Der stille Mega-Star
„Ich war in den letzten anderthalb Wochen ziemlich sicher der meistbeschäftigte Mann der Stadt“, scherzte Zhou am Donnerstag.
Es ist ein Kontrastprogramm für den 24-Jährigen, der neben Weltmeister Max Verstappen, dem schillernden Rekordchampion Lewis Hamilton oder dem eitlen Altmeister Fernando Alonso im Normalfall eine ganz kleine Nebenrolle spielt.
Wie sollte es auch anders sein bei einem, dessen bestes Ergebnis in 48 Formel-1-Rennen ein achter Platz ist.
Erster Formel-1-Pilot aus China
Beim Comeback der Motorsport-Königsklasse in China (Rennen, Sonntag ab 9 Uhr im LIVETICKER) nach fünf Jahren - Stichwort Corona - spielt diese schmale Ausbeute aber keine Rolle.
Zhou trägt die Hoffnungen einer Weltmacht mit 1,4 Milliarden Einwohnern, die qua ihrer Größe und Wirtschaftskraft für den Automobilmarkt von essenzieller Bedeutung ist, in sich.

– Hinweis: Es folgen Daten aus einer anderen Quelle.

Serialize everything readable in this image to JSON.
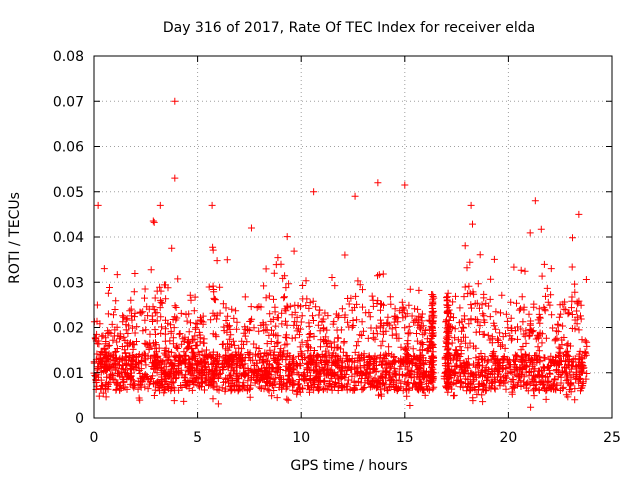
{
  "chart_data": {
    "type": "scatter",
    "title": "Day 316 of 2017, Rate Of TEC Index for receiver elda",
    "xlabel": "GPS time / hours",
    "ylabel": "ROTI / TECUs",
    "xlim": [
      0,
      25
    ],
    "ylim": [
      0,
      0.08
    ],
    "xticks": [
      0,
      5,
      10,
      15,
      20,
      25
    ],
    "xtick_labels": [
      "0",
      "5",
      "10",
      "15",
      "20",
      "25"
    ],
    "yticks": [
      0,
      0.01,
      0.02,
      0.03,
      0.04,
      0.05,
      0.06,
      0.07,
      0.08
    ],
    "ytick_labels": [
      "0",
      "0.01",
      "0.02",
      "0.03",
      "0.04",
      "0.05",
      "0.06",
      "0.07",
      "0.08"
    ],
    "grid": true,
    "marker": "+",
    "series": [
      {
        "name": "ROTI",
        "color": "#ff0000",
        "x_range": [
          0,
          23.8
        ],
        "data_gap": [
          16.4,
          16.9
        ],
        "baseline_band": [
          0.006,
          0.014
        ],
        "notable_points": [
          {
            "x": 0.2,
            "y": 0.047
          },
          {
            "x": 0.5,
            "y": 0.033
          },
          {
            "x": 3.2,
            "y": 0.047
          },
          {
            "x": 3.9,
            "y": 0.07
          },
          {
            "x": 3.9,
            "y": 0.053
          },
          {
            "x": 5.7,
            "y": 0.047
          },
          {
            "x": 7.6,
            "y": 0.042
          },
          {
            "x": 10.6,
            "y": 0.05
          },
          {
            "x": 12.6,
            "y": 0.049
          },
          {
            "x": 13.7,
            "y": 0.052
          },
          {
            "x": 15.0,
            "y": 0.0515
          },
          {
            "x": 18.2,
            "y": 0.047
          },
          {
            "x": 21.3,
            "y": 0.048
          },
          {
            "x": 23.4,
            "y": 0.045
          }
        ]
      }
    ]
  }
}
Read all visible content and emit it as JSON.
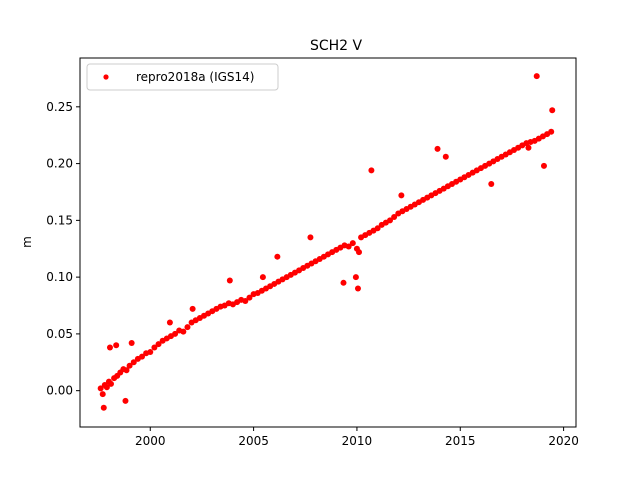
{
  "chart_data": {
    "type": "scatter",
    "title": "SCH2 V",
    "xlabel": "",
    "ylabel": "m",
    "xlim": [
      1996.6,
      2020.6
    ],
    "ylim": [
      -0.032,
      0.293
    ],
    "xticks": [
      2000,
      2005,
      2010,
      2015,
      2020
    ],
    "xtick_labels": [
      "2000",
      "2005",
      "2010",
      "2015",
      "2020"
    ],
    "yticks": [
      0.0,
      0.05,
      0.1,
      0.15,
      0.2,
      0.25
    ],
    "ytick_labels": [
      "0.00",
      "0.05",
      "0.10",
      "0.15",
      "0.20",
      "0.25"
    ],
    "grid": false,
    "legend_position": "top-left",
    "series": [
      {
        "name": "repro2018a (IGS14)",
        "color": "#ff0000",
        "marker": "circle",
        "x": [
          1997.6,
          1997.7,
          1997.8,
          1997.9,
          1998.0,
          1998.1,
          1998.25,
          1998.4,
          1998.55,
          1998.7,
          1998.85,
          1999.0,
          1999.2,
          1999.4,
          1999.6,
          1999.8,
          2000.0,
          2000.2,
          2000.4,
          2000.6,
          2000.8,
          2001.0,
          2001.2,
          2001.4,
          2001.6,
          2001.8,
          2002.0,
          2002.2,
          2002.4,
          2002.6,
          2002.8,
          2003.0,
          2003.2,
          2003.4,
          2003.6,
          2003.8,
          2004.0,
          2004.2,
          2004.4,
          2004.6,
          2004.8,
          2005.0,
          2005.2,
          2005.4,
          2005.6,
          2005.8,
          2006.0,
          2006.2,
          2006.4,
          2006.6,
          2006.8,
          2007.0,
          2007.2,
          2007.4,
          2007.6,
          2007.8,
          2008.0,
          2008.2,
          2008.4,
          2008.6,
          2008.8,
          2009.0,
          2009.2,
          2009.4,
          2009.6,
          2009.8,
          2010.0,
          2010.1,
          2010.2,
          2010.4,
          2010.6,
          2010.8,
          2011.0,
          2011.2,
          2011.4,
          2011.6,
          2011.8,
          2012.0,
          2012.2,
          2012.4,
          2012.6,
          2012.8,
          2013.0,
          2013.2,
          2013.4,
          2013.6,
          2013.8,
          2014.0,
          2014.2,
          2014.4,
          2014.6,
          2014.8,
          2015.0,
          2015.2,
          2015.4,
          2015.6,
          2015.8,
          2016.0,
          2016.2,
          2016.4,
          2016.6,
          2016.8,
          2017.0,
          2017.2,
          2017.4,
          2017.6,
          2017.8,
          2018.0,
          2018.2,
          2018.4,
          2018.6,
          2018.8,
          2019.0,
          2019.2,
          2019.4,
          1997.75,
          1998.05,
          1998.35,
          1998.8,
          1999.1,
          2000.95,
          2002.05,
          2003.85,
          2005.45,
          2006.15,
          2007.75,
          2009.35,
          2009.95,
          2010.05,
          2010.7,
          2012.15,
          2013.9,
          2014.3,
          2016.5,
          2018.3,
          2018.7,
          2019.05,
          2019.45
        ],
        "y": [
          0.002,
          -0.003,
          0.005,
          0.003,
          0.008,
          0.006,
          0.011,
          0.013,
          0.016,
          0.019,
          0.018,
          0.022,
          0.025,
          0.028,
          0.03,
          0.033,
          0.034,
          0.038,
          0.041,
          0.044,
          0.046,
          0.048,
          0.05,
          0.053,
          0.052,
          0.056,
          0.06,
          0.062,
          0.064,
          0.066,
          0.068,
          0.07,
          0.072,
          0.074,
          0.075,
          0.077,
          0.076,
          0.078,
          0.08,
          0.079,
          0.082,
          0.085,
          0.086,
          0.088,
          0.09,
          0.092,
          0.094,
          0.096,
          0.098,
          0.1,
          0.102,
          0.104,
          0.106,
          0.108,
          0.11,
          0.112,
          0.114,
          0.116,
          0.118,
          0.12,
          0.122,
          0.124,
          0.126,
          0.128,
          0.127,
          0.13,
          0.125,
          0.122,
          0.135,
          0.137,
          0.139,
          0.141,
          0.143,
          0.146,
          0.148,
          0.15,
          0.153,
          0.156,
          0.158,
          0.16,
          0.162,
          0.164,
          0.166,
          0.168,
          0.17,
          0.172,
          0.174,
          0.176,
          0.178,
          0.18,
          0.182,
          0.184,
          0.186,
          0.188,
          0.19,
          0.192,
          0.194,
          0.196,
          0.198,
          0.2,
          0.202,
          0.204,
          0.206,
          0.208,
          0.21,
          0.212,
          0.214,
          0.216,
          0.218,
          0.219,
          0.22,
          0.222,
          0.224,
          0.226,
          0.228,
          -0.015,
          0.038,
          0.04,
          -0.009,
          0.042,
          0.06,
          0.072,
          0.097,
          0.1,
          0.118,
          0.135,
          0.095,
          0.1,
          0.09,
          0.194,
          0.172,
          0.213,
          0.206,
          0.182,
          0.214,
          0.277,
          0.198,
          0.247
        ]
      }
    ]
  }
}
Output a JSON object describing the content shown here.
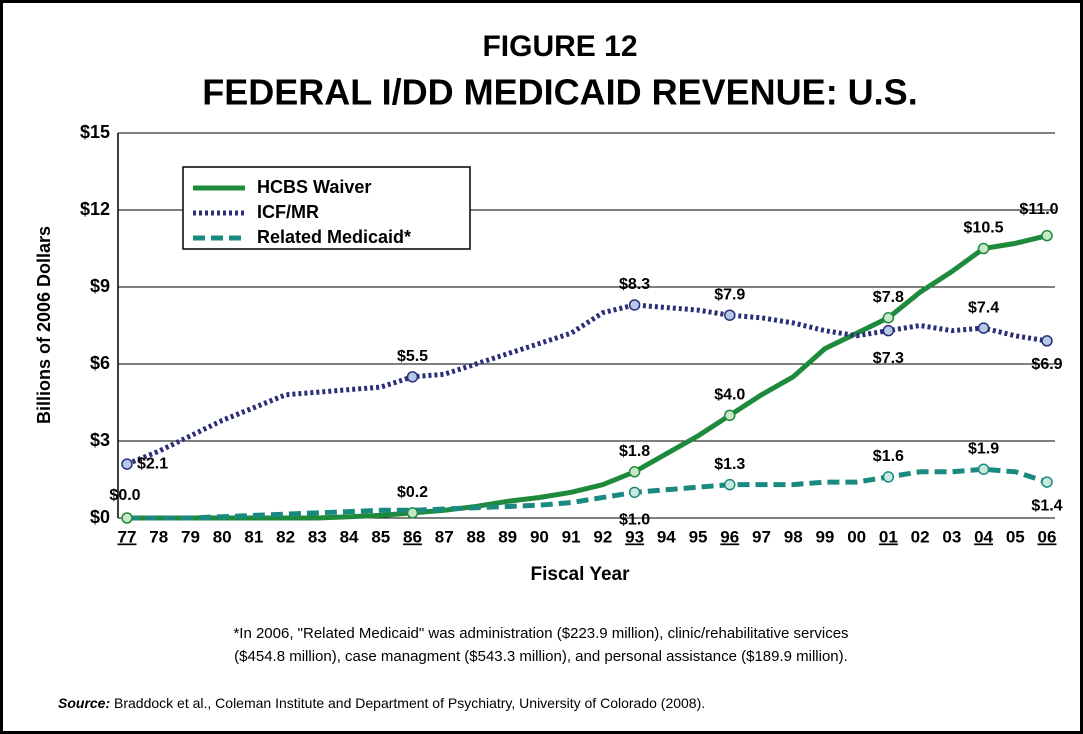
{
  "chart_data": {
    "type": "line",
    "title": "FIGURE 12",
    "subtitle": "FEDERAL I/DD MEDICAID REVENUE: U.S.",
    "y_label": "Billions of 2006 Dollars",
    "x_label": "Fiscal Year",
    "categories": [
      "77",
      "78",
      "79",
      "80",
      "81",
      "82",
      "83",
      "84",
      "85",
      "86",
      "87",
      "88",
      "89",
      "90",
      "91",
      "92",
      "93",
      "94",
      "95",
      "96",
      "97",
      "98",
      "99",
      "00",
      "01",
      "02",
      "03",
      "04",
      "05",
      "06"
    ],
    "series": [
      {
        "name": "HCBS Waiver",
        "color": "#1e8a3c",
        "marker_color": "#c8e8c8",
        "dash": "solid",
        "values": [
          0,
          0,
          0,
          0,
          0,
          0,
          0,
          0.05,
          0.1,
          0.2,
          0.3,
          0.45,
          0.65,
          0.8,
          1.0,
          1.3,
          1.8,
          2.5,
          3.2,
          4.0,
          4.8,
          5.5,
          6.6,
          7.2,
          7.8,
          8.8,
          9.6,
          10.5,
          10.7,
          11.0
        ],
        "value_labels": [
          "$0.0",
          null,
          null,
          null,
          null,
          null,
          null,
          null,
          null,
          "$0.2",
          null,
          null,
          null,
          null,
          null,
          null,
          "$1.8",
          null,
          null,
          "$4.0",
          null,
          null,
          null,
          null,
          "$7.8",
          null,
          null,
          "$10.5",
          null,
          "$11.0"
        ]
      },
      {
        "name": "ICF/MR",
        "color": "#2a2d78",
        "marker_color": "#b8c8e8",
        "dash": "dotted",
        "values": [
          2.1,
          2.6,
          3.2,
          3.8,
          4.3,
          4.8,
          4.9,
          5.0,
          5.1,
          5.5,
          5.6,
          6.0,
          6.4,
          6.8,
          7.2,
          8.0,
          8.3,
          8.2,
          8.1,
          7.9,
          7.8,
          7.6,
          7.3,
          7.1,
          7.3,
          7.5,
          7.3,
          7.4,
          7.1,
          6.9
        ],
        "value_labels": [
          "$2.1",
          null,
          null,
          null,
          null,
          null,
          null,
          null,
          null,
          "$5.5",
          null,
          null,
          null,
          null,
          null,
          null,
          "$8.3",
          null,
          null,
          "$7.9",
          null,
          null,
          null,
          null,
          "$7.3",
          null,
          null,
          "$7.4",
          null,
          "$6.9"
        ]
      },
      {
        "name": "Related Medicaid*",
        "color": "#1a8a80",
        "marker_color": "#c8e8e0",
        "dash": "dashed",
        "values": [
          0,
          0,
          0,
          0.05,
          0.1,
          0.15,
          0.2,
          0.25,
          0.3,
          0.3,
          0.35,
          0.4,
          0.45,
          0.5,
          0.6,
          0.8,
          1.0,
          1.1,
          1.2,
          1.3,
          1.3,
          1.3,
          1.4,
          1.4,
          1.6,
          1.8,
          1.8,
          1.9,
          1.8,
          1.4
        ],
        "value_labels": [
          null,
          null,
          null,
          null,
          null,
          null,
          null,
          null,
          null,
          null,
          null,
          null,
          null,
          null,
          null,
          null,
          "$1.0",
          null,
          null,
          "$1.3",
          null,
          null,
          null,
          null,
          "$1.6",
          null,
          null,
          "$1.9",
          null,
          "$1.4"
        ]
      }
    ],
    "ylim": [
      0,
      15
    ],
    "yticks": [
      {
        "value": 0,
        "label": "$0"
      },
      {
        "value": 3,
        "label": "$3"
      },
      {
        "value": 6,
        "label": "$6"
      },
      {
        "value": 9,
        "label": "$9"
      },
      {
        "value": 12,
        "label": "$12"
      },
      {
        "value": 15,
        "label": "$15"
      }
    ],
    "grid": true,
    "legend": "upper left",
    "footnote": [
      "*In 2006, \"Related Medicaid\" was administration ($223.9 million), clinic/rehabilitative services",
      "($454.8 million), case managment ($543.3 million), and personal assistance ($189.9 million)."
    ],
    "source": {
      "label": "Source:",
      "text": " Braddock et al., Coleman Institute and Department of Psychiatry, University of Colorado (2008)."
    }
  }
}
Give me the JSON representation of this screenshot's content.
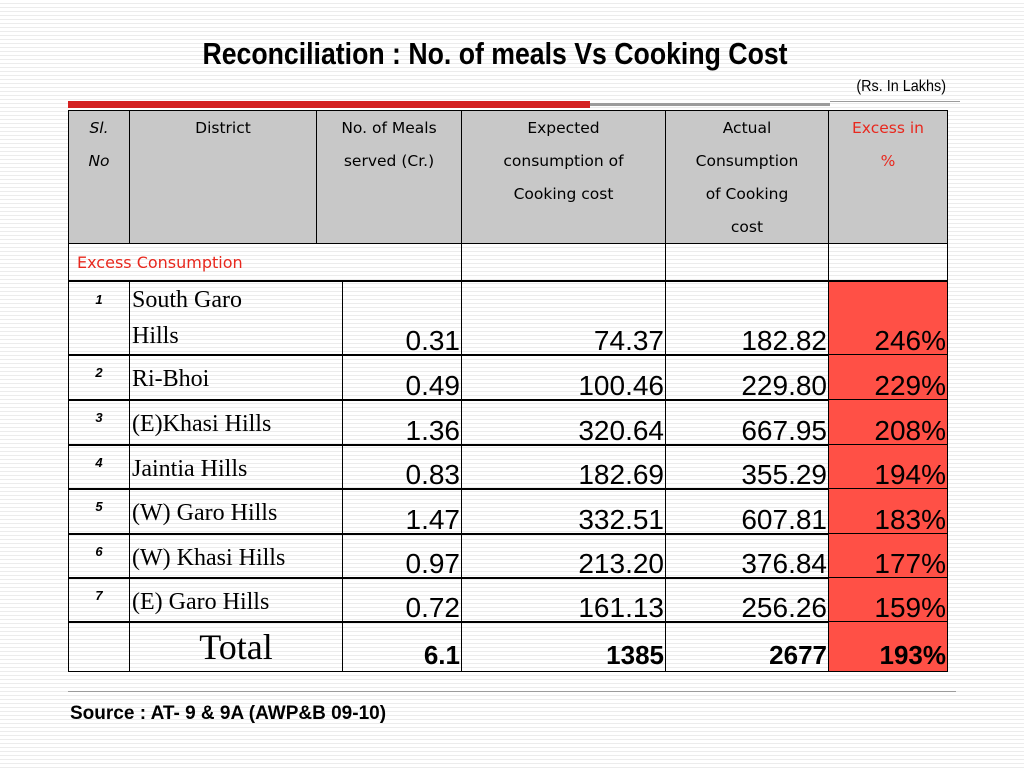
{
  "slide": {
    "title": "Reconciliation : No. of meals Vs Cooking Cost",
    "units": "(Rs. In Lakhs)",
    "source": "Source : AT- 9 & 9A (AWP&B 09-10)"
  },
  "table": {
    "headers": {
      "slno_line1": "Sl.",
      "slno_line2": "No",
      "district": "District",
      "meals_line1": "No. of Meals",
      "meals_line2": "served (Cr.)",
      "expected_line1": "Expected",
      "expected_line2": "consumption of",
      "expected_line3": "Cooking cost",
      "actual_line1": "Actual",
      "actual_line2": "Consumption",
      "actual_line3": "of Cooking",
      "actual_line4": "cost",
      "excess_line1": "Excess in",
      "excess_line2": "%"
    },
    "section_label": "Excess Consumption",
    "rows": [
      {
        "sl": "1",
        "district": "South Garo Hills",
        "meals": "0.31",
        "expected": "74.37",
        "actual": "182.82",
        "excess": "246%"
      },
      {
        "sl": "2",
        "district": "Ri-Bhoi",
        "meals": "0.49",
        "expected": "100.46",
        "actual": "229.80",
        "excess": "229%"
      },
      {
        "sl": "3",
        "district": "(E)Khasi Hills",
        "meals": "1.36",
        "expected": "320.64",
        "actual": "667.95",
        "excess": "208%"
      },
      {
        "sl": "4",
        "district": "Jaintia Hills",
        "meals": "0.83",
        "expected": "182.69",
        "actual": "355.29",
        "excess": "194%"
      },
      {
        "sl": "5",
        "district": "(W) Garo Hills",
        "meals": "1.47",
        "expected": "332.51",
        "actual": "607.81",
        "excess": "183%"
      },
      {
        "sl": "6",
        "district": "(W) Khasi Hills",
        "meals": "0.97",
        "expected": "213.20",
        "actual": "376.84",
        "excess": "177%"
      },
      {
        "sl": "7",
        "district": "(E)  Garo Hills",
        "meals": "0.72",
        "expected": "161.13",
        "actual": "256.26",
        "excess": "159%"
      }
    ],
    "total": {
      "label": "Total",
      "meals": "6.1",
      "expected": "1385",
      "actual": "2677",
      "excess": "193%"
    }
  },
  "colors": {
    "accent_red": "#d42020",
    "excess_fill": "#ff5046",
    "header_fill": "#c8c8c8",
    "excess_text": "#e8281e"
  }
}
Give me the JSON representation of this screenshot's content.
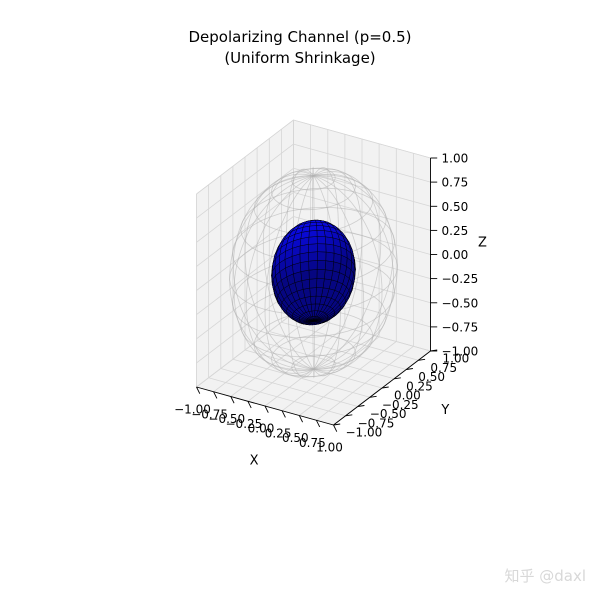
{
  "title_line_1": "Depolarizing Channel (p=0.5)",
  "title_line_2": "(Uniform Shrinkage)",
  "watermark": "知乎 @daxl",
  "chart_data": {
    "type": "surface3d",
    "xlabel": "X",
    "ylabel": "Y",
    "zlabel": "Z",
    "xlim": [
      -1,
      1
    ],
    "ylim": [
      -1,
      1
    ],
    "zlim": [
      -1,
      1
    ],
    "x_ticks": [
      "−1.00",
      "−0.75",
      "−0.50",
      "−0.25",
      "0.00",
      "0.25",
      "0.50",
      "0.75",
      "1.00"
    ],
    "y_ticks": [
      "−1.00",
      "−0.75",
      "−0.50",
      "−0.25",
      "0.00",
      "0.25",
      "0.50",
      "0.75",
      "1.00"
    ],
    "z_ticks": [
      "−1.00",
      "−0.75",
      "−0.50",
      "−0.25",
      "0.00",
      "0.25",
      "0.50",
      "0.75",
      "1.00"
    ],
    "tick_values": [
      -1,
      -0.75,
      -0.5,
      -0.25,
      0,
      0.25,
      0.5,
      0.75,
      1
    ],
    "grid": true,
    "surfaces": [
      {
        "shape": "sphere",
        "radius": 1.0,
        "style": "wireframe",
        "color": "#b0b0b0"
      },
      {
        "shape": "sphere",
        "radius": 0.5,
        "style": "surface",
        "color": "#0000ff",
        "edgecolor": "#000000"
      }
    ]
  },
  "colors": {
    "pane": "#f2f2f2",
    "grid": "#d6d6d6",
    "axis": "#000000"
  }
}
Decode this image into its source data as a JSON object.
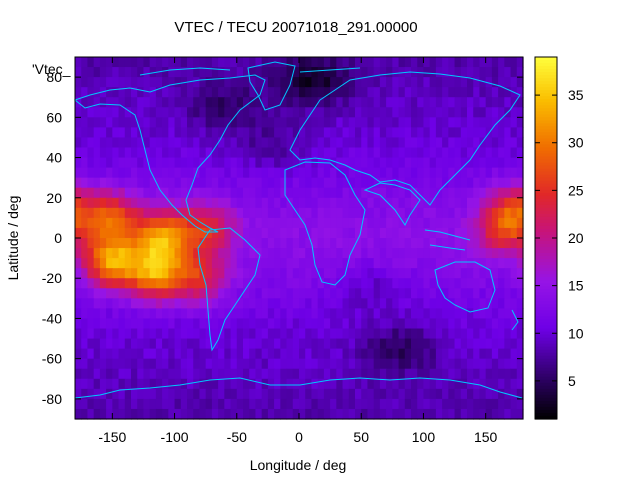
{
  "title": "VTEC / TECU 20071018_291.00000",
  "legend_key": "'Vtec_",
  "chart_data": {
    "type": "heatmap",
    "title": "VTEC / TECU 20071018_291.00000",
    "xlabel": "Longitude / deg",
    "ylabel": "Latitude / deg",
    "xlim": [
      -180,
      180
    ],
    "ylim": [
      -90,
      90
    ],
    "x_ticks": [
      -150,
      -100,
      -50,
      0,
      50,
      100,
      150
    ],
    "y_ticks": [
      -80,
      -60,
      -40,
      -20,
      0,
      20,
      40,
      60,
      80
    ],
    "colorbar": {
      "range": [
        1,
        39
      ],
      "ticks": [
        5,
        10,
        15,
        20,
        25,
        30,
        35
      ],
      "colormap": "black-purple-red-orange-yellow"
    },
    "hotspots": [
      {
        "lon": -150,
        "lat": 10,
        "value": 30
      },
      {
        "lon": -150,
        "lat": -12,
        "value": 38
      },
      {
        "lon": -110,
        "lat": 0,
        "value": 35
      },
      {
        "lon": -115,
        "lat": -18,
        "value": 36
      },
      {
        "lon": -75,
        "lat": 5,
        "value": 26
      },
      {
        "lon": -80,
        "lat": -20,
        "value": 27
      },
      {
        "lon": 165,
        "lat": 5,
        "value": 26
      },
      {
        "lon": 175,
        "lat": 15,
        "value": 24
      }
    ]
  },
  "colors": {
    "coastline": "#00c8ff",
    "background": "#ffffff"
  }
}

„Der Druck bei diesem Rennen ist höher“, räumt er ein. Zugleich habe er seit 20 Jahren, seit er die Zehnzylinder von Michael Schumacher oder Kimi Räikkönen bis in sein Kinderzimmer hören konnte, von diesem Moment geträumt.
Fan-Tribüne nach fünf Minuten ausverkauft
Und China macht mit beim Hype: Zhous 7000 Menschen fassende Fan-Tribüne direkt gegenüber der Garage des Sauber-Rennstalls, für den der Chinese (noch) fährt, war nach fünf Minuten ausverkauft.
Zhou nimmt seine eigene Rolle derweil nicht allzu wichtig. Natürlich wolle er in die Punkteränge fahren, es wäre das erste Mal für ihn in diesem Jahr. Und natürlich hoffe er „auf eine lange Karriere in der Formel 1″.
Zhou als Pionier seiner Sportart
Doch in erster Linie versteht er sich als Pionier in einem Land, in dem Tischtennis, Fußball und Basketball die populärsten Sportarten sind. „Der Motorsport hat ein Luxusimage“, sagt Zhou. Doch der Luxus, zumindest für die Elite, nimmt ja stetig zu im offiziell kommunistischen China.
Bis Chinesen zum Inventar in der Formel 1 gehören, würden wohl fünf bis zehn Jahre vergehen, schätzt Zhou. Um dann selbst noch dabei zu sein, muss er abliefern: Sein Vertrag bei Sauber, das 2026 zum Audi-Werksteam wird, läuft aus.
Favoriten für die Cockpits im kommenden Jahr sind dem Vernehmen nach der dreimalige Grand-Prix-Sieger Carlos Sainz und der Emmericher Nico Hülkenberg.